In the following years, rising meat prices high GDP growth, in 2004 as much as 11%. Unemployment and especially inflation have been reduced somewhat, but the external debt amounted to one year’s GDP in 2005, and government debt reached 82% of GDP. That same year, a left-wing coalition won government power on promises to fight poverty that became a widespread consequence of the 2002 crisis.

In 2005, Uruguay’s most important trading partners were Brazil, the United States and Argentina, which together accounted for approximately 40% of foreign trade. Exports continue to be characterized by meat, wool and skins, a large part in processed form. The state oil company ANCAP has invited foreign investors to participate in exploration concessions, but no significant oil or natural gas has been found. Denmark’s exports to Uruguay in 2005 amounted to DKK 55 million. kr.; imports from there were 34 million. kr.

Uruguay – social conditions

In Uruguay was introduced already in the early 1900-t. a comprehensive social security system that benefited, first and foremost, the urban middle class and workers. Since the mid-1900’s. social and economic disparities have grown as the regulatory role of the state has diminished. Declining export revenues and rising expenses for e.g. pensions for a growing population over the age of 50 undermined the system in the 1960’s; in 1999, 24% of the population was under 14 years of age, 63% between 15 and 64 years of age, and 13% over 65 years of age. Check youremailverifier for Uruguay social condition facts.

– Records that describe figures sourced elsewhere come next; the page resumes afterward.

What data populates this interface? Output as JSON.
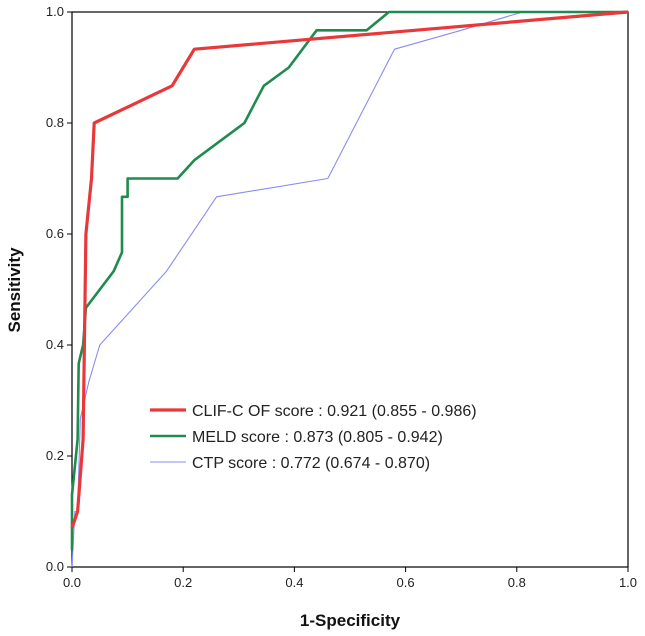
{
  "chart_data": {
    "type": "line",
    "title": "",
    "xlabel": "1-Specificity",
    "ylabel": "Sensitivity",
    "xlim": [
      0,
      1
    ],
    "ylim": [
      0,
      1
    ],
    "x_ticks": [
      "0.0",
      "0.2",
      "0.4",
      "0.6",
      "0.8",
      "1.0"
    ],
    "y_ticks": [
      "0.0",
      "0.2",
      "0.4",
      "0.6",
      "0.8",
      "1.0"
    ],
    "grid": false,
    "legend_position": "bottom-center",
    "series": [
      {
        "name": "CLIF-C OF score : 0.921 (0.855 - 0.986)",
        "color": "#e8383a",
        "points": [
          [
            0,
            0.07
          ],
          [
            0.01,
            0.1
          ],
          [
            0.02,
            0.23
          ],
          [
            0.025,
            0.6
          ],
          [
            0.035,
            0.7
          ],
          [
            0.04,
            0.8
          ],
          [
            0.18,
            0.867
          ],
          [
            0.22,
            0.933
          ],
          [
            1.0,
            1.0
          ]
        ]
      },
      {
        "name": "MELD score : 0.873 (0.805 - 0.942)",
        "color": "#1f8b4c",
        "points": [
          [
            0,
            0.03
          ],
          [
            0,
            0.13
          ],
          [
            0.01,
            0.23
          ],
          [
            0.012,
            0.367
          ],
          [
            0.02,
            0.4
          ],
          [
            0.025,
            0.467
          ],
          [
            0.05,
            0.5
          ],
          [
            0.075,
            0.533
          ],
          [
            0.09,
            0.567
          ],
          [
            0.09,
            0.667
          ],
          [
            0.1,
            0.667
          ],
          [
            0.1,
            0.7
          ],
          [
            0.19,
            0.7
          ],
          [
            0.22,
            0.733
          ],
          [
            0.31,
            0.8
          ],
          [
            0.345,
            0.867
          ],
          [
            0.39,
            0.9
          ],
          [
            0.44,
            0.967
          ],
          [
            0.53,
            0.967
          ],
          [
            0.57,
            1.0
          ],
          [
            1.0,
            1.0
          ]
        ]
      },
      {
        "name": "CTP score : 0.772 (0.674 - 0.870)",
        "color": "#8a8cf2",
        "points": [
          [
            0,
            0.0
          ],
          [
            0.005,
            0.1
          ],
          [
            0.01,
            0.1
          ],
          [
            0.015,
            0.267
          ],
          [
            0.03,
            0.333
          ],
          [
            0.05,
            0.4
          ],
          [
            0.17,
            0.533
          ],
          [
            0.26,
            0.667
          ],
          [
            0.46,
            0.7
          ],
          [
            0.58,
            0.933
          ],
          [
            0.7,
            0.967
          ],
          [
            0.81,
            1.0
          ],
          [
            1.0,
            1.0
          ]
        ]
      }
    ]
  }
}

Since the late 1990’s, the public pension system has shrunk and a new system based on private insurance has been built. With approximately 6% of the population lives below the poverty line, halving since 1990. Income distribution is among the most equal in Latin America. The poorest 20% have 5% of their income, while the richest 20% account for 50%.

Health care is being rebuilt after the crisis years and military rule, and 95% of the population now has access to medical care and hospital; it is possible to get medicine reimbursement. Under President Tabaré Vázquez (2004-), social and health policy has become a very high priority.